モダンタイムス

お気に入りの『魔王』の続編という位置づけだが、読んでみればそれ以上のスケールと面白さ。それにしてもだ。会話の妙、奥深さ、展開の巧みさ、魅力的な登場人物、どれもこれも伊坂小説ならではでマジ素晴らしい。一体どこからこういうアイデアがでるのか、このレベルの小説を供給し続ける力は、本物。

モダンタイムス (Morning NOVELS)

モダンタイムス (Morning NOVELS)

『魔王』から50年後という設定。でも50年経ってもあまり世の中は変わっていない。普通にサラリーマンは苦労しているし、家庭も同じ。面白いのは小説の中で「カセットテープを一度見たことがある」とラジカセが骨董品になっていて「ジョン・レノンって誰?」って若い奴に訊かれたりする。今でもそれに近いところにあるが、この小説ではそういうことで時間の経過を表現している。この辺もさりげなくて良い。

主人公の妻、佳代子のキャラが素晴らしい。最初は怖いだけだったけれども、後半は正直いって惚れた。最後まで何者かが判明せずに終わってしまっているが、これならまだ続編が書けそうだ。
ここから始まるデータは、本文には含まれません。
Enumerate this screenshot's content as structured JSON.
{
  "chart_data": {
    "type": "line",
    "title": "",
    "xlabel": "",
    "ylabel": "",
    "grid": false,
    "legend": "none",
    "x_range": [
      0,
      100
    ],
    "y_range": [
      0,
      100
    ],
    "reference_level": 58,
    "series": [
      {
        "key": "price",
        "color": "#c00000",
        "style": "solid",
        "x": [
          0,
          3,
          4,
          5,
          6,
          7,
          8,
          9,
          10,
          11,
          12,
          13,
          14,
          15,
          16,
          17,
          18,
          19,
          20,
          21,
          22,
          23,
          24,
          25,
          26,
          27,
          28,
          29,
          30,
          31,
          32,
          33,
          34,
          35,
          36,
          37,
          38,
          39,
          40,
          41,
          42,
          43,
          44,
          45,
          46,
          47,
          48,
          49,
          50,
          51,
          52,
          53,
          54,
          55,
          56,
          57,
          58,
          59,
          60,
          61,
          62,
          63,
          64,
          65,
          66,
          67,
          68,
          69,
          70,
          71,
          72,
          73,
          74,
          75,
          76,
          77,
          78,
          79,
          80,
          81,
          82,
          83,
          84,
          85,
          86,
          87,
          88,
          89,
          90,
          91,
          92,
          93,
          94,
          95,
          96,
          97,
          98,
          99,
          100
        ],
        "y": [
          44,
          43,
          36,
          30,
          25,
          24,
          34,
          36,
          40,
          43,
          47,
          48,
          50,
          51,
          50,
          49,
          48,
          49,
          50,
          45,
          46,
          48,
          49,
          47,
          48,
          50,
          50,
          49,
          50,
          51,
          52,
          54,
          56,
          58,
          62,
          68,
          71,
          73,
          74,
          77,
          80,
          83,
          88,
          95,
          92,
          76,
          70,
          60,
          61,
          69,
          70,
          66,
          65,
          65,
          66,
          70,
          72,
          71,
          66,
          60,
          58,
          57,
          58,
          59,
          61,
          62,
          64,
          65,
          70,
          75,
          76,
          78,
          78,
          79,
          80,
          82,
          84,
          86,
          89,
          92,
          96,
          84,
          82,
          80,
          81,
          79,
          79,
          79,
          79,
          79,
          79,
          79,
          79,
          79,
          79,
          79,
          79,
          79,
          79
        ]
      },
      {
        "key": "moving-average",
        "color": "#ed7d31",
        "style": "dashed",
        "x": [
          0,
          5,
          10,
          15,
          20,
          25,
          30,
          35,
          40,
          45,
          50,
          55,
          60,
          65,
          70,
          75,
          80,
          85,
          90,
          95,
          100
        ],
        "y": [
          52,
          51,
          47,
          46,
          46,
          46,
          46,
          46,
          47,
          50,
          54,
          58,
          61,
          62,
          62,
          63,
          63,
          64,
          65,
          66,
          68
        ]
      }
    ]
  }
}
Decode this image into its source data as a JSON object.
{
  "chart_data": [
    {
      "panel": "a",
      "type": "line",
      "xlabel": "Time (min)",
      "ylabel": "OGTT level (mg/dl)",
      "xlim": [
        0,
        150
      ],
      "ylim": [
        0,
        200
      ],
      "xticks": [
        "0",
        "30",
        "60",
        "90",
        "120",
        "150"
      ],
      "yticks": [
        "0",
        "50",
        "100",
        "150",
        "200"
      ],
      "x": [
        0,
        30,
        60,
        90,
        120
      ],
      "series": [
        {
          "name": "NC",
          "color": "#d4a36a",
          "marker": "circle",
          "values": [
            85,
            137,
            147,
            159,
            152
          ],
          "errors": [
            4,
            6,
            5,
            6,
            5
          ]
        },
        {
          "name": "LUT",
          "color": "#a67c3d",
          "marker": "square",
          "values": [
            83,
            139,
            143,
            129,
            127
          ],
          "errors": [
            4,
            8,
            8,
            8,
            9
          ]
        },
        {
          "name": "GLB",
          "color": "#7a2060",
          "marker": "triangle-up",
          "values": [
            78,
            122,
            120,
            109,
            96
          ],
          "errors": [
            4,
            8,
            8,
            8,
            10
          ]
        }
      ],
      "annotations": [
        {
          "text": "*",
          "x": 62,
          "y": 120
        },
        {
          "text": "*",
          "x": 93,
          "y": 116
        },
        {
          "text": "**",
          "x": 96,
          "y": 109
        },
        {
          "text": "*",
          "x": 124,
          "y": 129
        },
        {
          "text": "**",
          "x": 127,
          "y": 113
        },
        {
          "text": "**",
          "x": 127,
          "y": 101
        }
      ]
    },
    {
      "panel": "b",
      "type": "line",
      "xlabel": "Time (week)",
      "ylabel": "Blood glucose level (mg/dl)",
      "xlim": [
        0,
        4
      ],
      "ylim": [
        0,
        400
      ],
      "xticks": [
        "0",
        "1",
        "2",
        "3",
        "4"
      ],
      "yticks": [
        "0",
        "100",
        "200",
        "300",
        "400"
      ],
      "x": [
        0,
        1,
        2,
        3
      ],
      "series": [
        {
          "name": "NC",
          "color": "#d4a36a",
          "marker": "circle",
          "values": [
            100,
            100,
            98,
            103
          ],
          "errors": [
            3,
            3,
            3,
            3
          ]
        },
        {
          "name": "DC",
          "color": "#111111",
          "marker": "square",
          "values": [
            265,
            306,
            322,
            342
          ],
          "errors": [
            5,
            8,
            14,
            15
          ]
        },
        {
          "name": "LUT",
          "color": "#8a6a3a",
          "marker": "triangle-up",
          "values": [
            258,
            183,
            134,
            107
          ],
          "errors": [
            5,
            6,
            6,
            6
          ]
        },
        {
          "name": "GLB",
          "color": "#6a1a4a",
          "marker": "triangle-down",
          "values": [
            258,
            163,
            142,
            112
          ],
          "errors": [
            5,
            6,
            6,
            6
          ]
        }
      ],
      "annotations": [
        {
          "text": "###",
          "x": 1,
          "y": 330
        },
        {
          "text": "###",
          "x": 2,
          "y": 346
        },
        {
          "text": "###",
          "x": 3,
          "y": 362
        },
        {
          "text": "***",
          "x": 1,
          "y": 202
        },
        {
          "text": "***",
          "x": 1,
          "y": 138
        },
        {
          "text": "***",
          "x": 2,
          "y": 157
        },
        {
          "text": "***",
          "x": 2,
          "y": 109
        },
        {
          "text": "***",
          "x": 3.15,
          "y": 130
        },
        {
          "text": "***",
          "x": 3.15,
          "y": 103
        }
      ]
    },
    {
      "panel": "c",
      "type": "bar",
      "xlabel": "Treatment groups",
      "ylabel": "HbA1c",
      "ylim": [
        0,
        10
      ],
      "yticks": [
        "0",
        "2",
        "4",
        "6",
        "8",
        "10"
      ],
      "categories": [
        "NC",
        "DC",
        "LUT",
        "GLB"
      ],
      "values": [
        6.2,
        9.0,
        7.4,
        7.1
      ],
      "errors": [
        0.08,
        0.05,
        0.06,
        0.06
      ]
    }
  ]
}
検索をテーマに、事実であると思い込んでいる事実とか情報操作、物の見方・考え方、どれもレトリックではないがそれもありえると納得が出来る展開が面白い。『魔王』で中途半端に終わったところも少しは回収しているし、あの兄弟のイメージがこの『モダンタイムス』にうまく引き継がれている。ほんと巧いなあ。

それにしても、井坂好太郎が亡くなってしまったのは悲しい。遺書が「馬鹿が見る!」っていうのも彼らしい。本当に亡くなったのか?信じたくはないがそうであれば、心から冥福を祈る。